Yes, homeschooling is a lot of work, but there are ways we can make it better for ourselves — and keep the fun in it. Part of it is about changing how we think, part is spiritual, and part is just plain making some practical adjustments.
Cutting back on nonessentials
First of all, if you are going to have the staying power you will need, life will not be able to go on quite the same as it did before homeschooling. Some things will most likely have to slide a bit. Let the nonessentials take a back seat during this season of your life.
Maybe neither you or your family will be able to handle as many outside activities or hobbies as previously. Sports activities and classes for dance, art, or music are great, and can be included as part of your homeschooling experience, but if you are losing your peace or grinding yourself into the ground to make them happen, it’s time to assess which are most important and curtail the rest.
Pre-homeschooling, my house was tidy most of the time. I made all our bread and fixed time-consuming meals. I did a lot of scratch food preparation. But once we started schooling at home, the house wasn’t quite as neat, the meals became simpler, and the bread making died — because if they hadn’t, I probably would have had a major meltdown. Preserving your sanity and staying peaceful are important!
Make two lists of ways you currently spend your time. Label them “Essential” and “Nonessential.” Be ready to cut out what isn’t as important, as you need to. You don’t have to let go of everything all at once, as long as you and your family are peaceful. Modify your lists regularly, because both priorities and preferences change over time.
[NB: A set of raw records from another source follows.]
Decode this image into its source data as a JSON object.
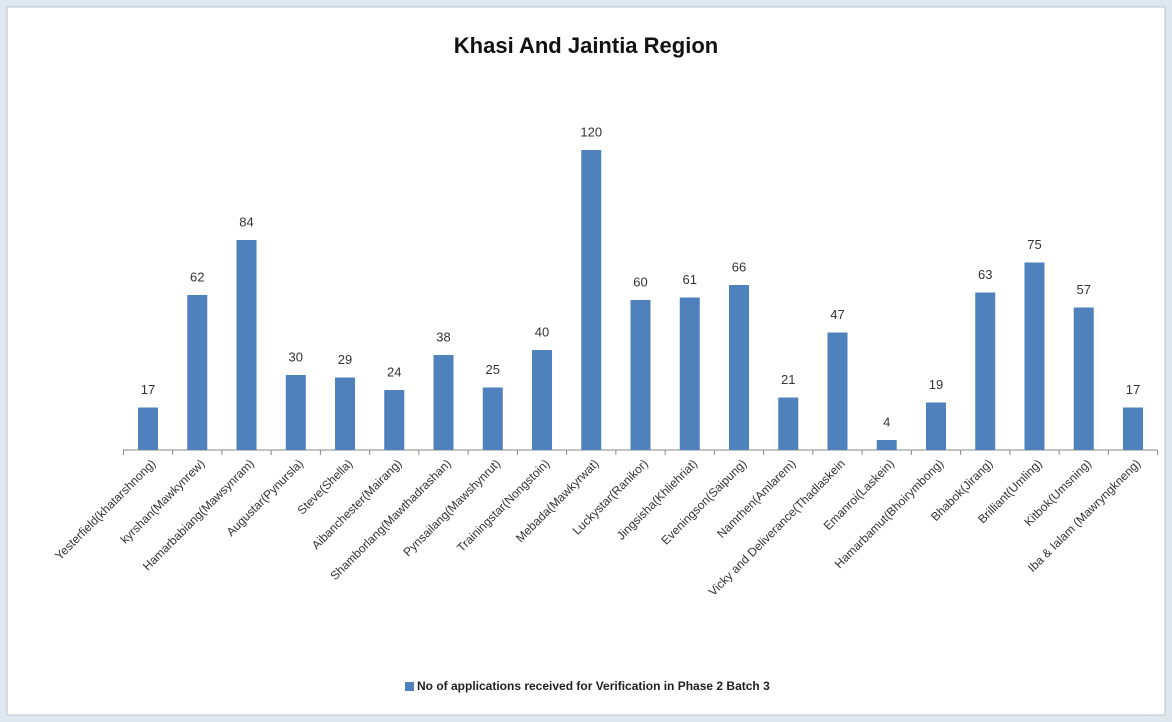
{
  "chart_data": {
    "type": "bar",
    "title": "Khasi And Jaintia Region",
    "categories": [
      "Yesterfield(khatarshnong)",
      "kyrshan(Mawkynrew)",
      "Hamarbabiang(Mawsynram)",
      "Augustar(Pynursla)",
      "Steve(Shella)",
      "Aibanchester(Mairang)",
      "Shamborlang(Mawthadrashan)",
      "Pynsailang(Mawshynrut)",
      "Trainingstar(Nongstoin)",
      "Mebada(Mawkyrwat)",
      "Luckystar(Ranikor)",
      "Jingsisha(Khliehriat)",
      "Eveningson(Saipung)",
      "Namrhen(Amlarem)",
      "Vicky and Deliverance(Thadlaskein",
      "Emanroi(Laskein)",
      "Hamarbamut(Bhoirymbong)",
      "Bhabok(Jirang)",
      "Brilliant(Umling)",
      "Kitbok(Umsning)",
      "Iba & Ialam (Mawryngkneng)"
    ],
    "series": [
      {
        "name": "No of applications received for Verification in Phase 2 Batch 3",
        "color": "#4f81bd",
        "values": [
          17,
          62,
          84,
          30,
          29,
          24,
          38,
          25,
          40,
          120,
          60,
          61,
          66,
          21,
          47,
          4,
          19,
          63,
          75,
          57,
          17
        ]
      }
    ],
    "ylim": [
      0,
      120
    ],
    "legend": "bottom"
  }
}
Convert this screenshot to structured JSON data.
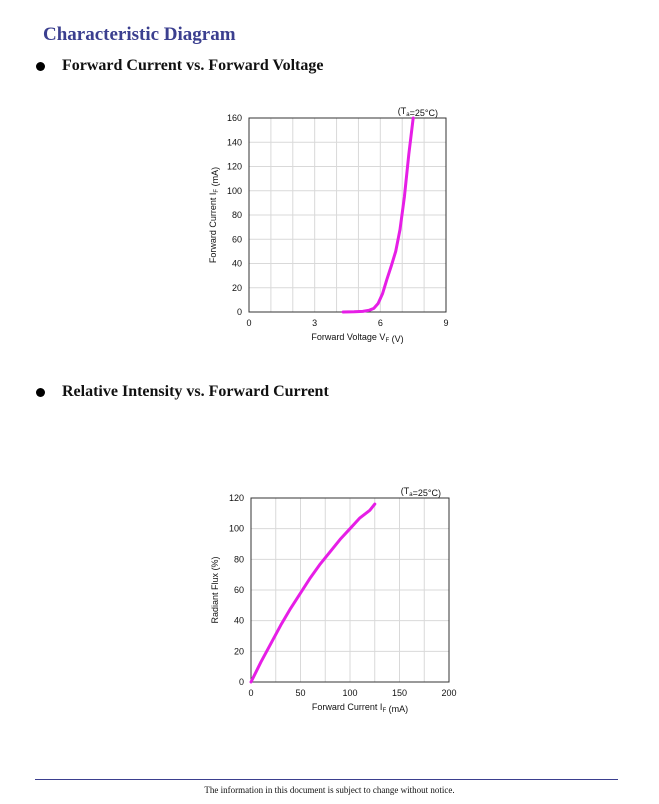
{
  "title": "Characteristic Diagram",
  "sections": [
    {
      "label": "Forward Current vs. Forward Voltage"
    },
    {
      "label": "Relative Intensity vs. Forward Current"
    }
  ],
  "footer": "The information in this document is subject to change without notice.",
  "colors": {
    "heading": "#3b3f8f",
    "curve": "#e61ee6",
    "grid": "#d9d9d9"
  },
  "chart_data": [
    {
      "type": "line",
      "annotation": "(Ta=25°C)",
      "xlabel": "Forward Voltage VF (V)",
      "ylabel": "Forward Current IF (mA)",
      "xlim": [
        0,
        9
      ],
      "ylim": [
        0,
        160
      ],
      "xticks": [
        0,
        3,
        6,
        9
      ],
      "yticks": [
        0,
        20,
        40,
        60,
        80,
        100,
        120,
        140,
        160
      ],
      "grid": true,
      "series": [
        {
          "x": [
            4.3,
            4.8,
            5.2,
            5.5,
            5.7,
            5.9,
            6.1,
            6.3,
            6.5,
            6.7,
            6.9,
            7.1,
            7.3,
            7.5
          ],
          "y": [
            0,
            0.2,
            0.5,
            1.5,
            3,
            7,
            15,
            27,
            38,
            50,
            68,
            95,
            130,
            160
          ]
        }
      ]
    },
    {
      "type": "line",
      "annotation": "(Ta=25°C)",
      "xlabel": "Forward Current IF (mA)",
      "ylabel": "Radiant Flux (%)",
      "xlim": [
        0,
        200
      ],
      "ylim": [
        0,
        120
      ],
      "xticks": [
        0,
        50,
        100,
        150,
        200
      ],
      "yticks": [
        0,
        20,
        40,
        60,
        80,
        100,
        120
      ],
      "grid": true,
      "series": [
        {
          "x": [
            0,
            10,
            20,
            30,
            40,
            50,
            60,
            70,
            80,
            90,
            100,
            110,
            120,
            125
          ],
          "y": [
            0,
            13,
            25,
            37,
            48,
            58,
            68,
            77,
            85,
            93,
            100,
            107,
            112,
            116
          ]
        }
      ]
    }
  ]
}
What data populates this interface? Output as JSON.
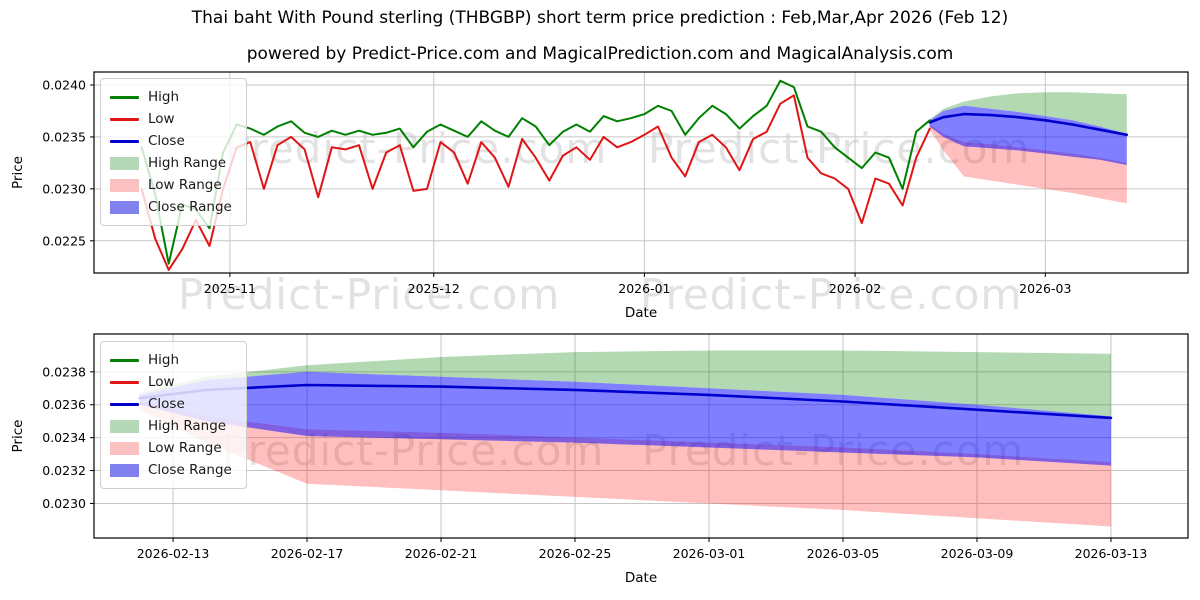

In my opinion, maintaining a daily prayer life belongs on the essential list. It’s easy to let prayer slide when life gets busy, but if we make our time with the Lord top priority, He has a way of making all the rest of our day go much smoother. In God’s economy, if we make time with Him our top priority, the other stuff tends to get done. I don’t know how He does that for us, but it really works.
Time devoted exclusively to your spouse also belongs on that essential list. It doesn’t necessarily have to be a weekly date night. That works for some, but for others it adds to the stress, especially if finding a baby sitter is part of the equation. It doesn’t have to be a marathon event. If a daily fifteen minutes of uninterrupted time chatting with each other right there in the living room works, then do that. Make it a joy, not another reason to feel overwhelmed.
I never have a moment to myself!
Yes, it’s true. Me-time does suffer. You probably won’t be able to socialize, whether on the computer, phone, or in person, as much as you once did.
Keep in mind, though, that a half hour with the Lord in prayer and Bible reading will do more to help you regain your peace than that same half hour airing your frustrations to your friends. The Holy Spirit refreshes us with His presence. He renews our strength as we wait upon Him, according to Isaiah 40:31. If God says it, we ought to take His advice.
If possible, do occasionally schedule alone time for yourself or coffee with a friend, if you really need those to recharge your battery. Well-rested moms do a better job of parenting and schooling than worn-out, frazzled moms. If you have children who are old enough to watch the younger ones, set aside a day of relaxed activities they can do while you are absent. Some homeschool support groups provide ways for moms to take a break, too, whether by sharing child care responsibilities or scheduling co-op classes, activities, and events. Some of those will require that you take your turn at volunteering, so other moms can have a break; some require a fee to pay the people who are teaching the classes or supervising the activities.